-
10:15
Onlara (münafıklara ve inkârcılara); apaçık belgeler olan ayetlerimiz okunduğu zaman, (günahları ve din tahribatları nedeniyle) Bizimle karşılaşmayı (ve huzurumuza çıkmayı ummayan ve) arzulamayanlar: “(Bu hükümler ve haberler bize ağır geliyor) Bundan başka bir Kur’an getir, veya (nefsimizin hoşuna gidecek şekilde) Onu değiştir” derler. (Ey Resulüm!) Onlara de ki: “Onu (Kur’an’ın apaçık hüküm ve haberlerini) kendi nefsi tahmin ve tedbirimle değiştirmem asla olacak şey değildir. Ben sadece Bana vahyedilene tâbiyim. Eğer Rabbime isyan ederek (Kur’ani haber ve hükümleri değiştirir ve yanlış mana verirsem) gerçekten büyük bir günün azabından korkup çekinirim.”
-
10:16
De ki: “Eğer Allah dileseydi, Onu size okuyup (öğretemezdim ve O da) Onu (Kur’an’ı Bizim vesilemizle) size bildirmez ve idrak ettirmezdi. Ben bundan önce de sizin içinizde (40 yıl) bir ömür sürdüm, (aklımdan ve ahlâkımdan nasıl şüphe edersiniz?) Siz yine de aklınızı kullanıp (imana gelmeyecek) misiniz?”
-
10:17
(Acaba) Allah'a karşı yalan atıp iftira uydurandan ve O'nun ayetlerini yalanlayandan (ve yamultandan) daha zalim kim olabilir? Şüphesiz O, suçlu-günahkârları (mücrim ve münafık kulları) asla kurtuluşa erdirmeyecektir.
-
10:18
(Müşrikler şu kimselerdir ki) Allah'ı bırakıp (O’nun izni ve iradesi olmadan) kendilerine zarar veremeyecek ve yararları da erişmeyecek (olan) şeylere (sığınıp) kulluk ederler ve: “Bunlar Allah katında bizim şefaatçilerimizdir” derler. (Onlara) De ki: “Siz, Allah'a, göklerde ve yerde O’nun (hâşâ) bilmediği bir şeyi mi haber veriyorsunuz? (Hayır, siz açıkça yalan uyduruyor ve asılsız kuruntulara kapılıyorsunuz!) O, sizin şirk koştuklarınızdan uzak ve Yücedir.”
-
10:19
(Aslında) İnsanlar, tek bir ümmetten başkası değildi; sonra (aralarında ihtilaf edip) anlaşmazlığa düştüler.
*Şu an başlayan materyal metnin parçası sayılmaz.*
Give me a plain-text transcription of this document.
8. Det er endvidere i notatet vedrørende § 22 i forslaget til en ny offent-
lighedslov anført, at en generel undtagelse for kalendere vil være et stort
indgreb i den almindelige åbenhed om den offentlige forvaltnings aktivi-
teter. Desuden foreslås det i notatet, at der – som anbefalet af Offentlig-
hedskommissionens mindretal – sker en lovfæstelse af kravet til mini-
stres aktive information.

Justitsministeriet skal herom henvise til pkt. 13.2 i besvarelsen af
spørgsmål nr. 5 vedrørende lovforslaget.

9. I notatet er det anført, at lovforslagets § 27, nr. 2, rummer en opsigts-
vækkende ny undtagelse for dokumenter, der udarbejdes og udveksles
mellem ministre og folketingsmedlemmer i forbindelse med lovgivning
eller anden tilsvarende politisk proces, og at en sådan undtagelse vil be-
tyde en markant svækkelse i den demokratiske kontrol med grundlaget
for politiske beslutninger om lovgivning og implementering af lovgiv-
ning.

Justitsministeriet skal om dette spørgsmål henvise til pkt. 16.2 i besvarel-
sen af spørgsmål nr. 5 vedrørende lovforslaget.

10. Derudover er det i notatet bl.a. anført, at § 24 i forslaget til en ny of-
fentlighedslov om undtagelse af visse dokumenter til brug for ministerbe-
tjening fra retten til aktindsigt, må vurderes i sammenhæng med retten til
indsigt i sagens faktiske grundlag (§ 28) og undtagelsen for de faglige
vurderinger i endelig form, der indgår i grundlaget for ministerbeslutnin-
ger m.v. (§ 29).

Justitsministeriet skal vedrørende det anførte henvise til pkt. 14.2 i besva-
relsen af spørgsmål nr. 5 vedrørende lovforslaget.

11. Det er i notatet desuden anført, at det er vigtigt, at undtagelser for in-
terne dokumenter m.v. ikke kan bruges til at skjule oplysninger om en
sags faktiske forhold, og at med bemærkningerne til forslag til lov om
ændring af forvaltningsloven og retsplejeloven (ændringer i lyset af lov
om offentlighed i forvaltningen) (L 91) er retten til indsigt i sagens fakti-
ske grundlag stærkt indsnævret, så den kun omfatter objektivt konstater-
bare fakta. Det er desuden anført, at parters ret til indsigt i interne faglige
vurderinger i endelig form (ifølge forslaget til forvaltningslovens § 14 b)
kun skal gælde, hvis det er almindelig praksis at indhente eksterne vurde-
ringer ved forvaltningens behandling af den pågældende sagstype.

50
Eğer Rabbinden geçmiş (verilmiş) bir söz olmasaydı, anlaşmazlığa düştükleri şey konusunda mutlaka aralarında (hemen) hüküm verilmiş (ve işleri bitirilmiş) olup giderdi.
-
10:20
Bir de derler ki: "Rabbinden (Peygamberinin) üzerine (bizi ikna ve mecbur edici) bir ayet (mucize) indirilse ya!.." De ki: "Gayb (görünmeyen gerçekler ve gelecek bilgisi) yalnızca Allah'ındır, siz bekleyedurun; Ben de sizlerle birlikte bekleyenlerdenim."